Most of Lincoln’s appearances at the White House occur around the Lincoln Bedroom. He has been seen reclining on the bed, heard rapping at the door, and caused Eleanor Roosevelt’s dog, Fala, to bark at nothing (presumed to be Lincoln, though Eleanor did not specify why). Another guest of the bedroom, Queen Wilhelmina of the Netherlands, said that in 1942 she answered a knock at the door to find Lincoln in his customary frock coat and top hat, causing her to faint. Lincoln has also been seen at his own tomb and a portrait of his wife, Mary Todd Lincoln.

Lincoln’s ghostly returns to his grave and wife’s portrait are fairly common ghostly phenomena, but his alleged presence at the White House is more intriguing. The activity taking place during Franklin D. Roosevelt’s presidency, witnessed by Queen Wilhelmina and Churchill, coincides with World War II. After the Japanese bombing of Pearl Harbour in 1941, America ended its policy of non-interventionism, and entered the fray. The attack on American soil was the worst since the Civil War ended in 1865, and despite a number of smaller conflicts in the intervening 74 years, must have brought back memories of the latter conflict.
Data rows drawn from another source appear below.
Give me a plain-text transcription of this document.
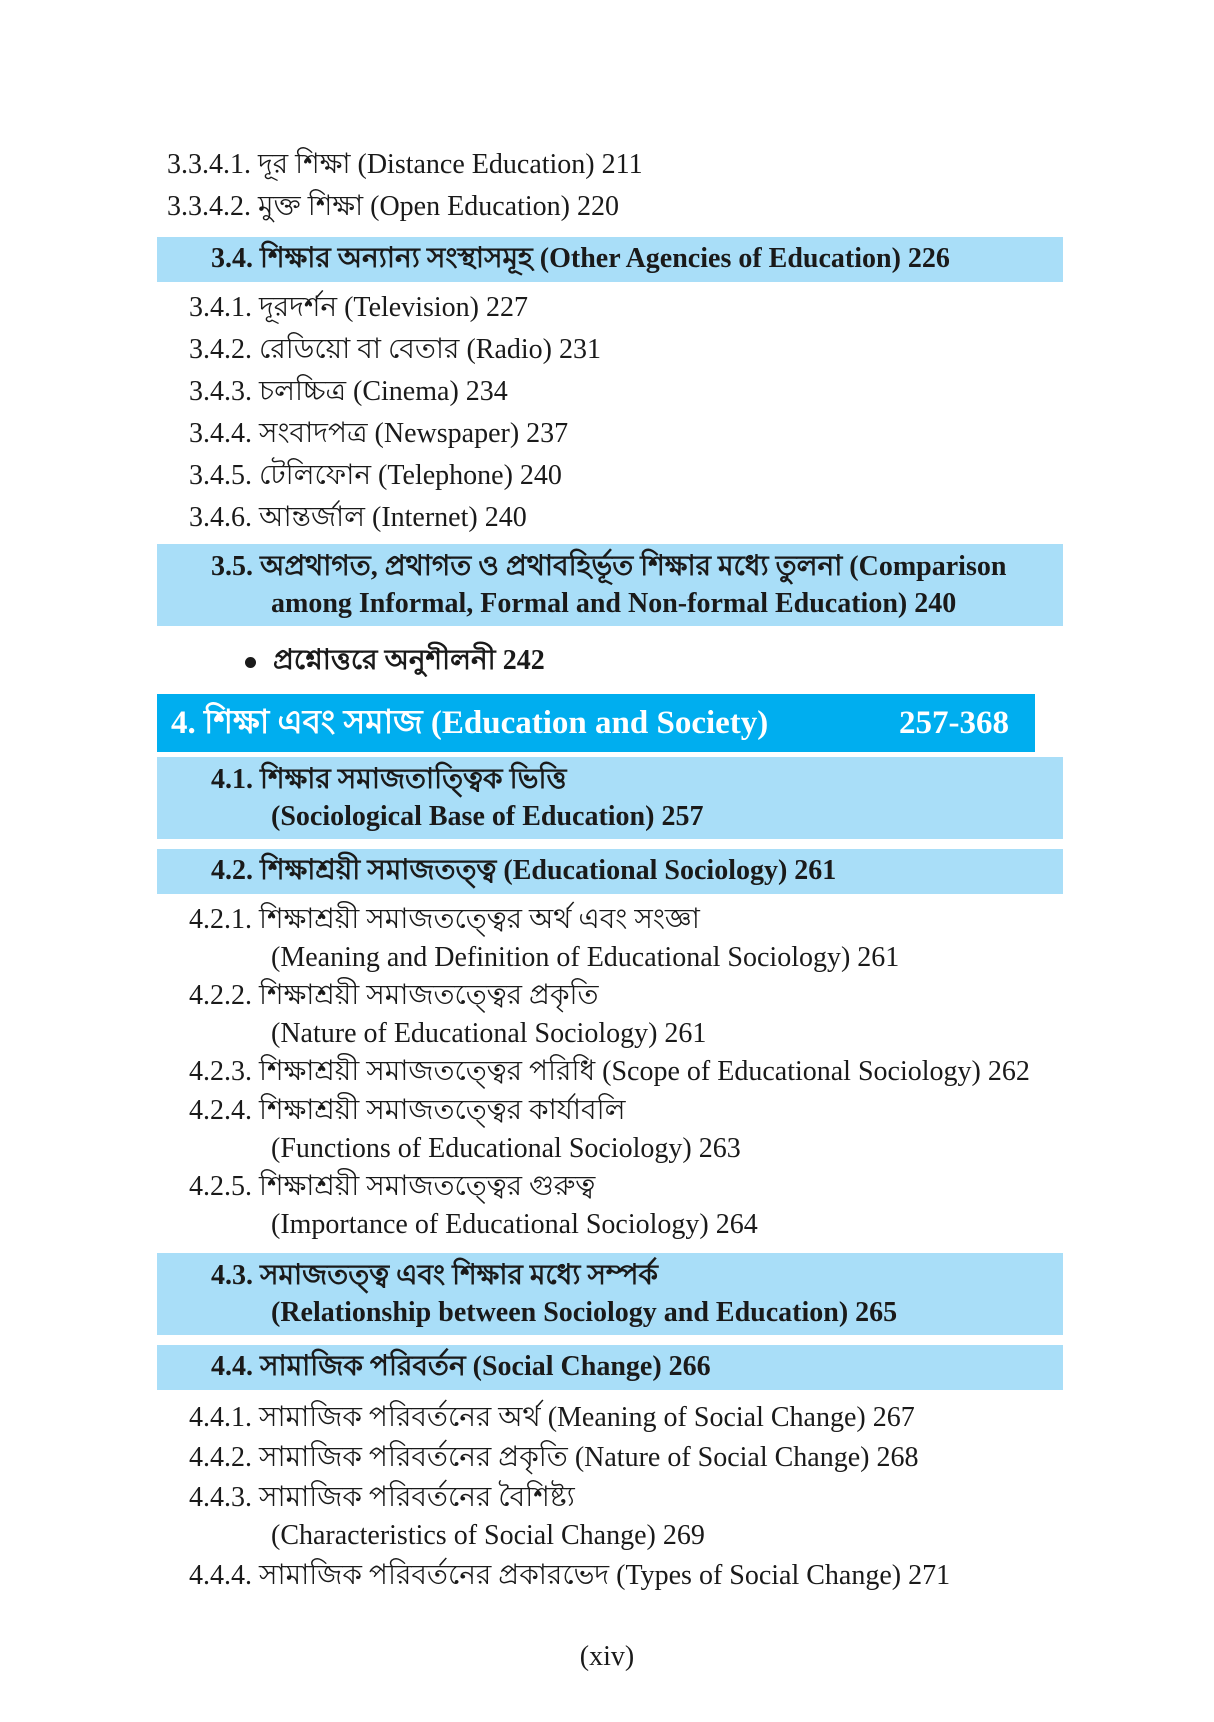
3.3.4.1. দূর শিক্ষা (Distance Education) 211
3.3.4.2. মুক্ত শিক্ষা (Open Education) 220
3.4. শিক্ষার অন্যান্য সংস্থাসমূহ (Other Agencies of Education) 226
3.4.1. দূরদর্শন (Television) 227
3.4.2. রেডিয়ো বা বেতার (Radio) 231
3.4.3. চলচ্চিত্র (Cinema) 234
3.4.4. সংবাদপত্র (Newspaper) 237
3.4.5. টেলিফোন (Telephone) 240
3.4.6. আন্তর্জাল (Internet) 240
3.5. অপ্রথাগত, প্রথাগত ও প্রথাবহির্ভূত শিক্ষার মধ্যে তুলনা (Comparison
among Informal, Formal and Non-formal Education) 240
প্রশ্নোত্তরে অনুশীলনী 242
4. শিক্ষা এবং সমাজ (Education and Society)	257-368
4.1. শিক্ষার সমাজতাত্ত্বিক ভিত্তি
(Sociological Base of Education) 257
4.2. শিক্ষাশ্রয়ী সমাজতত্ত্ব (Educational Sociology) 261
4.2.1. শিক্ষাশ্রয়ী সমাজতত্ত্বের অর্থ এবং সংজ্ঞা
(Meaning and Definition of Educational Sociology) 261
4.2.2. শিক্ষাশ্রয়ী সমাজতত্ত্বের প্রকৃতি
(Nature of Educational Sociology) 261
4.2.3. শিক্ষাশ্রয়ী সমাজতত্ত্বের পরিধি (Scope of Educational Sociology) 262
4.2.4. শিক্ষাশ্রয়ী সমাজতত্ত্বের কার্যাবলি
(Functions of Educational Sociology) 263
4.2.5. শিক্ষাশ্রয়ী সমাজতত্ত্বের গুরুত্ব
(Importance of Educational Sociology) 264
4.3. সমাজতত্ত্ব এবং শিক্ষার মধ্যে সম্পর্ক
(Relationship between Sociology and Education) 265
4.4. সামাজিক পরিবর্তন (Social Change) 266
4.4.1. সামাজিক পরিবর্তনের অর্থ (Meaning of Social Change) 267
4.4.2. সামাজিক পরিবর্তনের প্রকৃতি (Nature of Social Change) 268
4.4.3. সামাজিক পরিবর্তনের বৈশিষ্ট্য
(Characteristics of Social Change) 269
4.4.4. সামাজিক পরিবর্তনের প্রকারভেদ (Types of Social Change) 271
(xiv)
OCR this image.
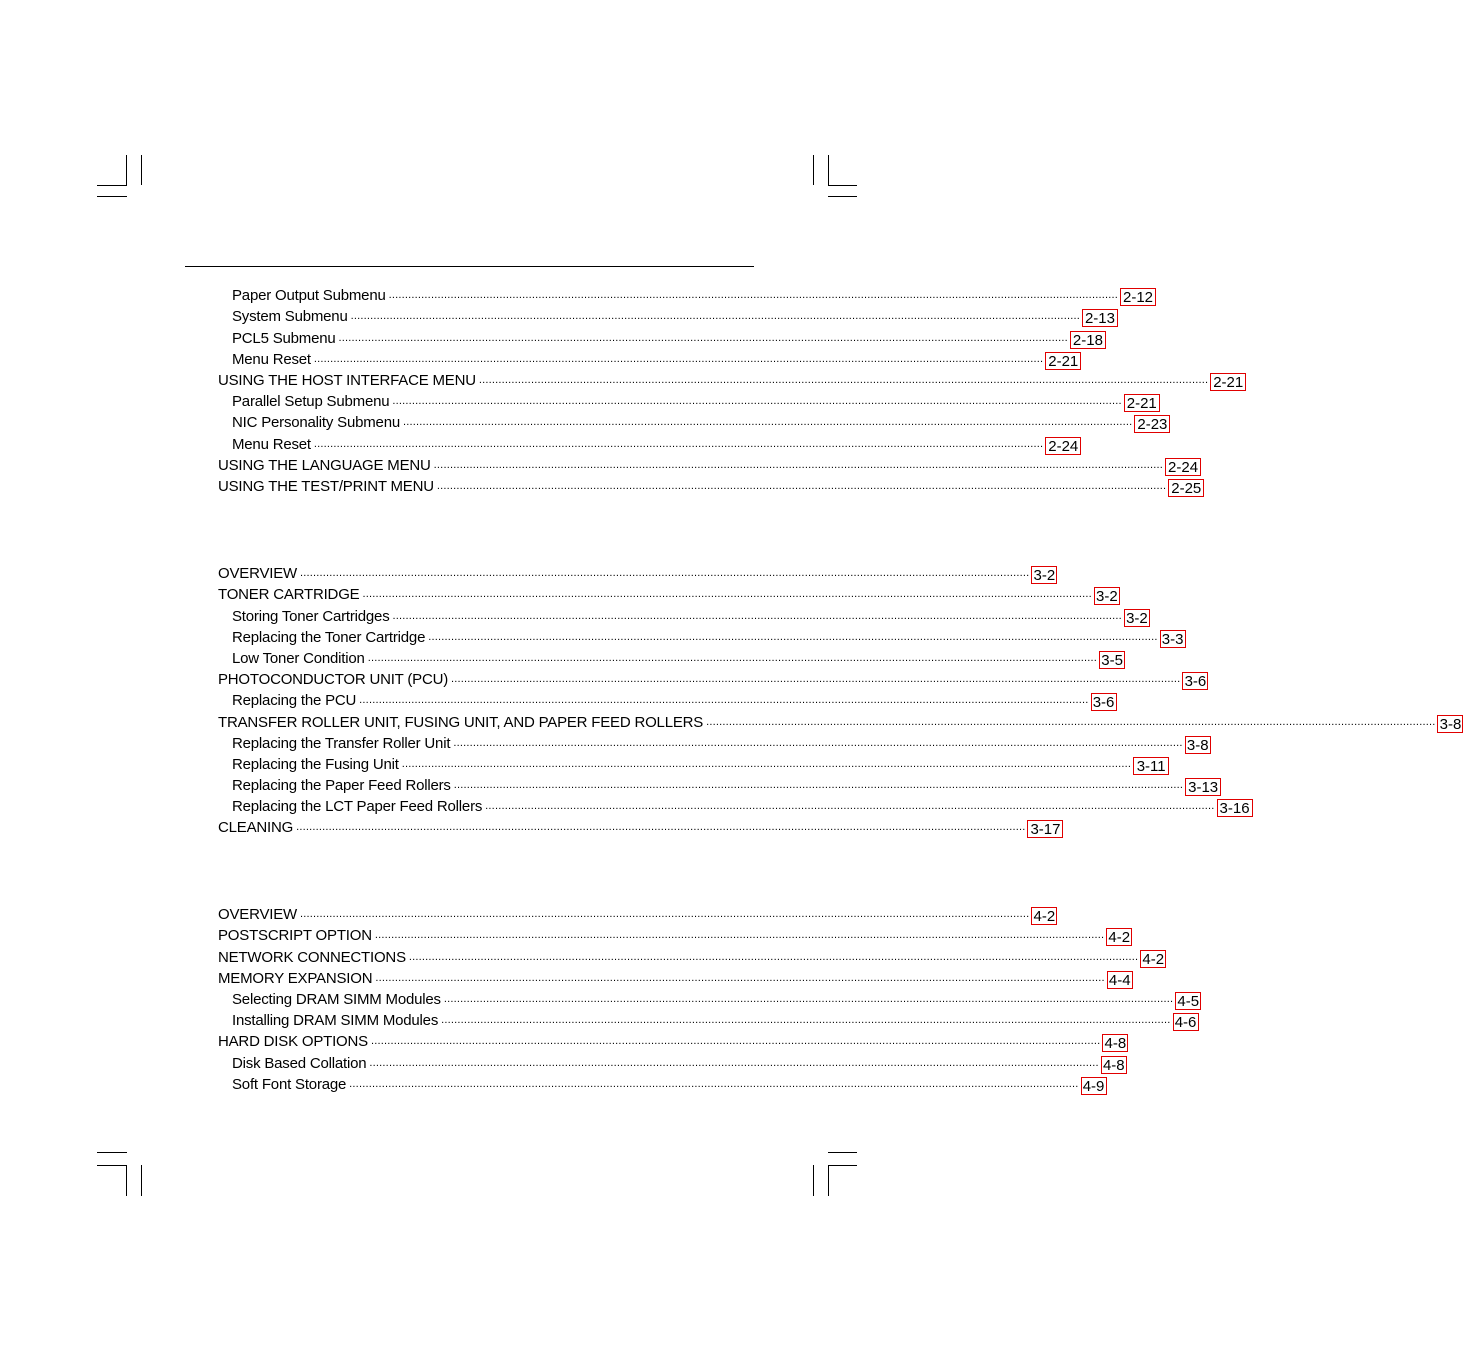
Paper Output Submenu ................................................................................................................................................................................................................................ 2-12
System Submenu ................................................................................................................................................................................................................................ 2-13
PCL5 Submenu ................................................................................................................................................................................................................................ 2-18
Menu Reset ................................................................................................................................................................................................................................ 2-21
USING THE HOST INTERFACE MENU ................................................................................................................................................................................................................................ 2-21
Parallel Setup Submenu ................................................................................................................................................................................................................................ 2-21
NIC Personality Submenu ................................................................................................................................................................................................................................ 2-23
Menu Reset ................................................................................................................................................................................................................................ 2-24
USING THE LANGUAGE MENU ................................................................................................................................................................................................................................ 2-24
USING THE TEST/PRINT MENU ................................................................................................................................................................................................................................ 2-25
OVERVIEW ................................................................................................................................................................................................................................ 3-2
TONER CARTRIDGE ................................................................................................................................................................................................................................ 3-2
Storing Toner Cartridges ................................................................................................................................................................................................................................ 3-2
Replacing the Toner Cartridge ................................................................................................................................................................................................................................ 3-3
Low Toner Condition ................................................................................................................................................................................................................................ 3-5
PHOTOCONDUCTOR UNIT (PCU) ................................................................................................................................................................................................................................ 3-6
Replacing the PCU ................................................................................................................................................................................................................................ 3-6
TRANSFER ROLLER UNIT, FUSING UNIT, AND PAPER FEED ROLLERS ................................................................................................................................................................................................................................ 3-8
Replacing the Transfer Roller Unit ................................................................................................................................................................................................................................ 3-8
Replacing the Fusing Unit ................................................................................................................................................................................................................................ 3-11
Replacing the Paper Feed Rollers ................................................................................................................................................................................................................................ 3-13
Replacing the LCT Paper Feed Rollers ................................................................................................................................................................................................................................ 3-16
CLEANING ................................................................................................................................................................................................................................ 3-17
OVERVIEW ................................................................................................................................................................................................................................ 4-2
POSTSCRIPT OPTION ................................................................................................................................................................................................................................ 4-2
NETWORK CONNECTIONS ................................................................................................................................................................................................................................ 4-2
MEMORY EXPANSION ................................................................................................................................................................................................................................ 4-4
Selecting DRAM SIMM Modules ................................................................................................................................................................................................................................ 4-5
Installing DRAM SIMM Modules ................................................................................................................................................................................................................................ 4-6
HARD DISK OPTIONS ................................................................................................................................................................................................................................ 4-8
Disk Based Collation ................................................................................................................................................................................................................................ 4-8
Soft Font Storage ................................................................................................................................................................................................................................ 4-9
It is unsurprising, therefore, that some started to imagine that Abraham Lincoln, the great American hero and war time president, had returned to keep a watchful eye over proceedings. Tales of his appearance to two prominent Allies can also be interpreted as a mark of acceptance (and forgiveness, in Churchill’s case, given the British assistance surreptitiously given to the Confederacy during the Civil War). Lincoln’s presence was thus something of a comfort, comparable to the example of Sir Francis Drake’s ghost in England featured below. Readers can decide for themselves whether Lincoln’s ghost is currently needed at the White House.